Things that Hurt Your Web Usability
This is a list of usability no-nos that can frustrate your users. Try and avoid the following.
Hiding Information from the User
Nothing is more frustrating than going on a site and you can’t find what you’re looking for. If your user is looking for something simple like contact info, rates or prices and can’t find them, its more than likely they’re going to go somewhere else. Make it easy to find information they’ll use.
Forcing Users to Do Things Your Way
When filling out forms the user should have to worry if there are dashes in their phone number or credit card. Take care of this on the coding side, and give your users a care free time while using your website.

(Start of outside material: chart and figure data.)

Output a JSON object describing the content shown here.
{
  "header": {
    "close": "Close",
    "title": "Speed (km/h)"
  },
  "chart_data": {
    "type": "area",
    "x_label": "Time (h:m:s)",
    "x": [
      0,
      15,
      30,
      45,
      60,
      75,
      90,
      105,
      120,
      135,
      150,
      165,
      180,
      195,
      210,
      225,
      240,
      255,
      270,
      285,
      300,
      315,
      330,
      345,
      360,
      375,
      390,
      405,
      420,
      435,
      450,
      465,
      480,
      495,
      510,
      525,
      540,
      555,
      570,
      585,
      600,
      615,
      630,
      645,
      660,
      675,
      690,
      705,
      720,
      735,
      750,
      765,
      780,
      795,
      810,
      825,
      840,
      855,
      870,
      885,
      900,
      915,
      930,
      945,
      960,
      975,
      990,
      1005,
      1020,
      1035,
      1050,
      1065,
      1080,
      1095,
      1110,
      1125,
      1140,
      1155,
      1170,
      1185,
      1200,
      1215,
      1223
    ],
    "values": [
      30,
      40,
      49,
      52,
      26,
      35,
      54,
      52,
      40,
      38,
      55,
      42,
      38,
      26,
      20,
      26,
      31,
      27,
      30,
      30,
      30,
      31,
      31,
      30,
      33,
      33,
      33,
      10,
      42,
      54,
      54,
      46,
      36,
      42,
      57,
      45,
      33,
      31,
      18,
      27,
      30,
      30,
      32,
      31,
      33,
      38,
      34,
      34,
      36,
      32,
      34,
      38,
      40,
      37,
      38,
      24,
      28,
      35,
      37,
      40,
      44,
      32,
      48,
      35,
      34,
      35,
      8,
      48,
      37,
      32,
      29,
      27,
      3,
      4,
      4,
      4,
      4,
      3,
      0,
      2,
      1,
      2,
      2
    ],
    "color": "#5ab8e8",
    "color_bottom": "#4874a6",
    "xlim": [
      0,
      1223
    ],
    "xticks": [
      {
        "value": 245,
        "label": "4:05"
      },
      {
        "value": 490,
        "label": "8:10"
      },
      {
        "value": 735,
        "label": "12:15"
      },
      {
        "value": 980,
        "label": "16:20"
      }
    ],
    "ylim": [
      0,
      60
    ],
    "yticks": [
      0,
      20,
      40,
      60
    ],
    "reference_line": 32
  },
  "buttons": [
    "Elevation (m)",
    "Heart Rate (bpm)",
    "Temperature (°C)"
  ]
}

Ask for Info You Don’t Need
There is nothing worse than having to fill out a huge form just try a demo. People don’t like to give out unnecessary information. If you’re getting information from your forms like ‘asdf’ it might be a good indicator to shorten it up.
Faking Sincerity
People aren’t stupid, they can tell when you are being sincere and when you just want something from them. Have content that can actually help people and not try and sell them something.
Wasting Users Time
Long flash intros and wading through feel-good marketing photos fall under this category. People are in a hurry. If you waste their time, don’t expect them to hang around.
Your Site Looks Amateurish
You could have the best content in the world but, if your website is sloppy, disorganized or generally unprofessional, users will loose all confidence in the content on your site.

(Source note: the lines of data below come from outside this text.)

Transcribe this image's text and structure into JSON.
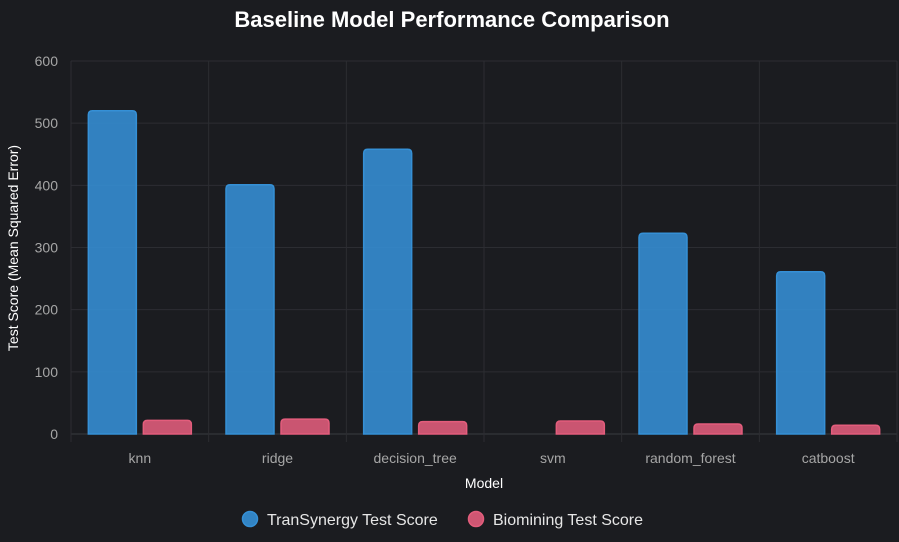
{
  "chart_data": {
    "type": "bar",
    "title": "Baseline Model Performance Comparison",
    "xlabel": "Model",
    "ylabel": "Test Score (Mean Squared Error)",
    "categories": [
      "knn",
      "ridge",
      "decision_tree",
      "svm",
      "random_forest",
      "catboost"
    ],
    "ylim": [
      0,
      600
    ],
    "yticks": [
      0,
      100,
      200,
      300,
      400,
      500,
      600
    ],
    "grid": true,
    "legend_position": "bottom",
    "series": [
      {
        "name": "TranSynergy Test Score",
        "color": "#3590d6",
        "values": [
          520,
          401,
          458,
          null,
          323,
          261
        ]
      },
      {
        "name": "Biomining Test Score",
        "color": "#e35d7c",
        "values": [
          22,
          24,
          20,
          21,
          16,
          14
        ]
      }
    ]
  }
}
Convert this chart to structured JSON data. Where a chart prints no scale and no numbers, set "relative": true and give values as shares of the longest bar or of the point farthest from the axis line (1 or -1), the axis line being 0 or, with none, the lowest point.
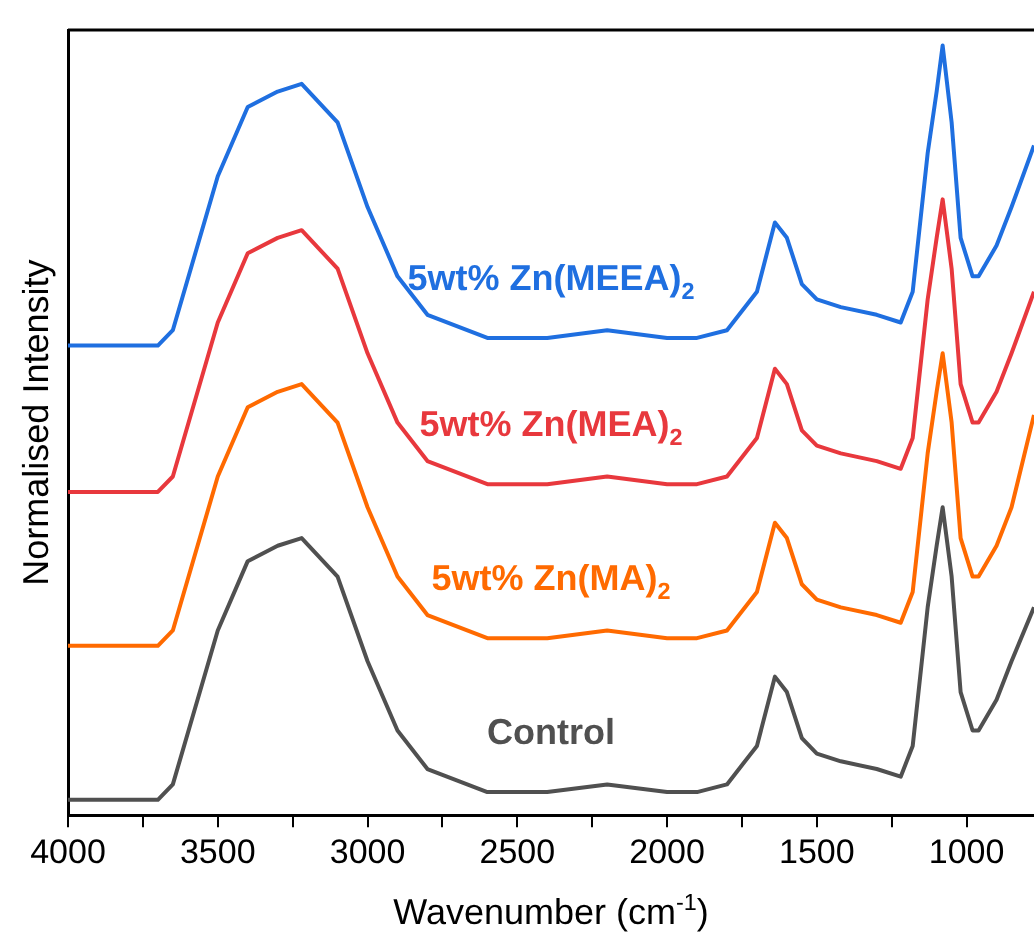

Things that Help Your Web Usability
This is a list of things that can instill confidence in your user. With good reason, some of these are direct opposites of what can hurt your web usability.

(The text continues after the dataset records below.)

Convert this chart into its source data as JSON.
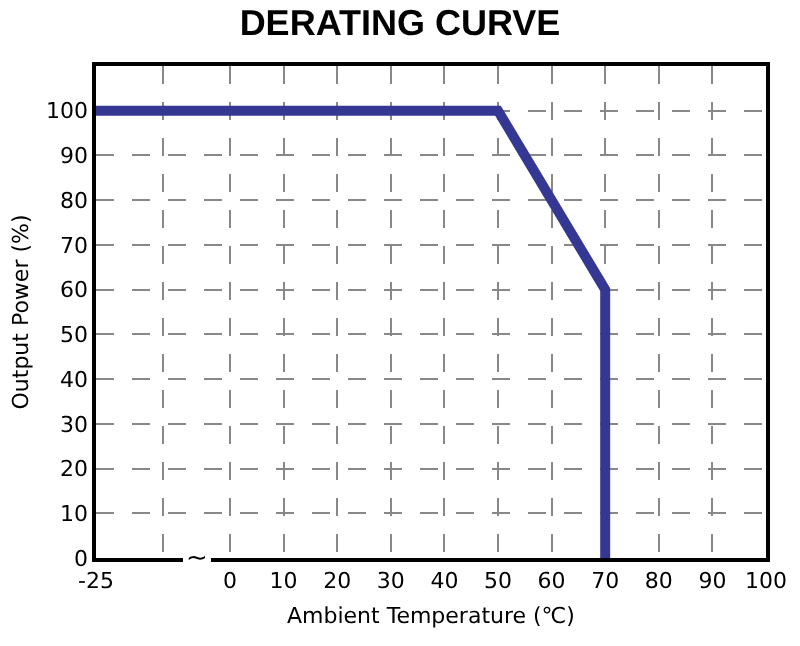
{
  "chart_data": {
    "type": "line",
    "title": "DERATING CURVE",
    "xlabel": "Ambient Temperature (℃)",
    "ylabel": "Output Power (%)",
    "x": [
      -25,
      50,
      70,
      70
    ],
    "series": [
      {
        "color": "#343893",
        "values": [
          100,
          100,
          60,
          0
        ]
      }
    ],
    "xlim": [
      -25,
      100
    ],
    "xticks": [
      -25,
      {
        "value": -12.5,
        "label": null
      },
      0,
      10,
      20,
      30,
      40,
      50,
      60,
      70,
      80,
      90,
      100
    ],
    "ylim": [
      0,
      110
    ],
    "yticks": [
      0,
      10,
      20,
      30,
      40,
      50,
      60,
      70,
      80,
      90,
      100
    ],
    "annotations": [
      {
        "text": "~",
        "x": -6,
        "y": 0
      }
    ],
    "grid": true,
    "marker": "none",
    "line_style": "solid"
  }
}
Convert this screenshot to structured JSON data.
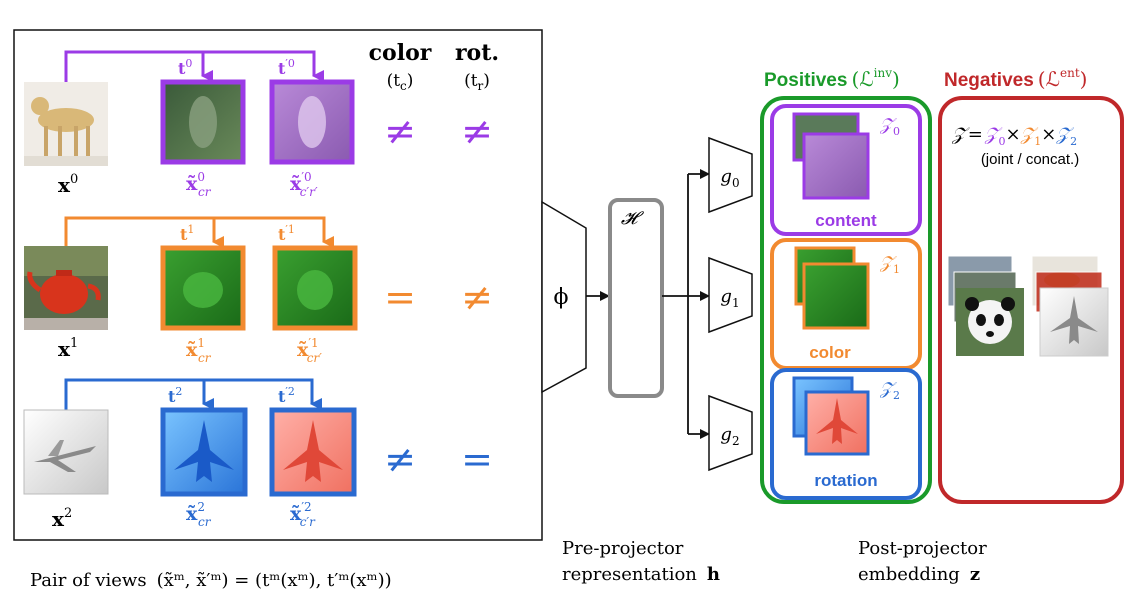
{
  "header": {
    "color_label": "color",
    "color_sym": "(t",
    "color_sub": "c",
    "rot_label": "rot.",
    "rot_sym": "(t",
    "rot_sub": "r",
    "close_paren": ")"
  },
  "rows": [
    {
      "id": "x0",
      "input_label": "x",
      "input_sup": "0",
      "t_label": "t",
      "t_sup": "0",
      "tp_label": "t",
      "tp_sup": "′0",
      "view1_label": "x̃",
      "view1_sup": "0",
      "view1_sub": "cr",
      "view2_label": "x̃",
      "view2_sup": "′0",
      "view2_sub": "c′r′",
      "color_rel": "≠",
      "rot_rel": "≠",
      "accent": "#9b3be6"
    },
    {
      "id": "x1",
      "input_label": "x",
      "input_sup": "1",
      "t_label": "t",
      "t_sup": "1",
      "tp_label": "t",
      "tp_sup": "′1",
      "view1_label": "x̃",
      "view1_sup": "1",
      "view1_sub": "cr",
      "view2_label": "x̃",
      "view2_sup": "′1",
      "view2_sub": "cr′",
      "color_rel": "=",
      "rot_rel": "≠",
      "accent": "#f28a30"
    },
    {
      "id": "x2",
      "input_label": "x",
      "input_sup": "2",
      "t_label": "t",
      "t_sup": "2",
      "tp_label": "t",
      "tp_sup": "′2",
      "view1_label": "x̃",
      "view1_sup": "2",
      "view1_sub": "cr",
      "view2_label": "x̃",
      "view2_sup": "′2",
      "view2_sub": "c′r",
      "color_rel": "≠",
      "rot_rel": "=",
      "accent": "#2a6ad0"
    }
  ],
  "captions": {
    "pair_prefix": "Pair of views",
    "pair_formula": "(x̃ᵐ, x̃′ᵐ) = (tᵐ(xᵐ), t′ᵐ(xᵐ))",
    "pre_line1": "Pre-projector",
    "pre_line2": "representation",
    "pre_sym": "h",
    "post_line1": "Post-projector",
    "post_line2": "embedding",
    "post_sym": "z"
  },
  "encoder": {
    "phi": "ϕ",
    "h_symbol": "𝓗"
  },
  "projectors": [
    {
      "label": "g",
      "sub": "0"
    },
    {
      "label": "g",
      "sub": "1"
    },
    {
      "label": "g",
      "sub": "2"
    }
  ],
  "positives": {
    "title": "Positives",
    "loss": "(ℒ",
    "loss_sup": "inv",
    "loss_close": ")",
    "color": "#1a9a2a",
    "groups": [
      {
        "z_label": "𝒵",
        "z_sub": "0",
        "name": "content",
        "color": "#9b3be6"
      },
      {
        "z_label": "𝒵",
        "z_sub": "1",
        "name": "color",
        "color": "#f28a30"
      },
      {
        "z_label": "𝒵",
        "z_sub": "2",
        "name": "rotation",
        "color": "#2a6ad0"
      }
    ]
  },
  "negatives": {
    "title": "Negatives",
    "loss": "(ℒ",
    "loss_sup": "ent",
    "loss_close": ")",
    "color": "#c0282a",
    "formula": {
      "z": "𝒵",
      "eq": "=",
      "z0": "𝒵",
      "s0": "0",
      "x1": "×",
      "z1": "𝒵",
      "s1": "1",
      "x2": "×",
      "z2": "𝒵",
      "s2": "2"
    },
    "note": "(joint / concat.)"
  }
}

Know What People Want and Make it Obvious
This could double as the definition of web usability. You just need to take the time and figure out how people are going to use your site, then make it really simple for them to do so.
Tell User What They Want to Know
It’s a good idea to be upfront with your users. A good example is shipping costs. People want to know this. They probably already know there is going to be a charge, so why not be upfront with them and gain there trust.
Save Users Steps Wherever you Can
Take the time in coding to make the users life easier. Try and make any processes as short as possible. Amazon.com does a good job of this with their one-click checkout for members.
Take the Time
You want to make sure you take the time to make sure your content is well organized, easy to find, presented nicely, and is accurate. Without these the users confidence in your content goes out the window.
Good FAQs
Having a good FAQs section can really help out users. Make sure that your FAQs are up to date, there is nothing worse than searching through irrelevant FAQs. Also don’t use FAQs as a marketing pitch. (e.g. “I’m glad you asked that…we have sooo many features that handle this exact problem…yada yada yada.”)
Make it Easy to Recover From Errors
People make mistakes. If you give them a way to recover from them, they’ll love you for it. iGoogle does a good job of this when you remove a widget from your home page. They give you the option to undo incase you mistakenly press the remove button.
Appologize if Neccessary
If there is a case that you just can’t get around, applogize for your shortcommings. A common case is if your site is down for maintenace.
Hopefully these will help guide you to improve your web usability on your site. When in doubt just try and figure out what will make things faster and easier for your user.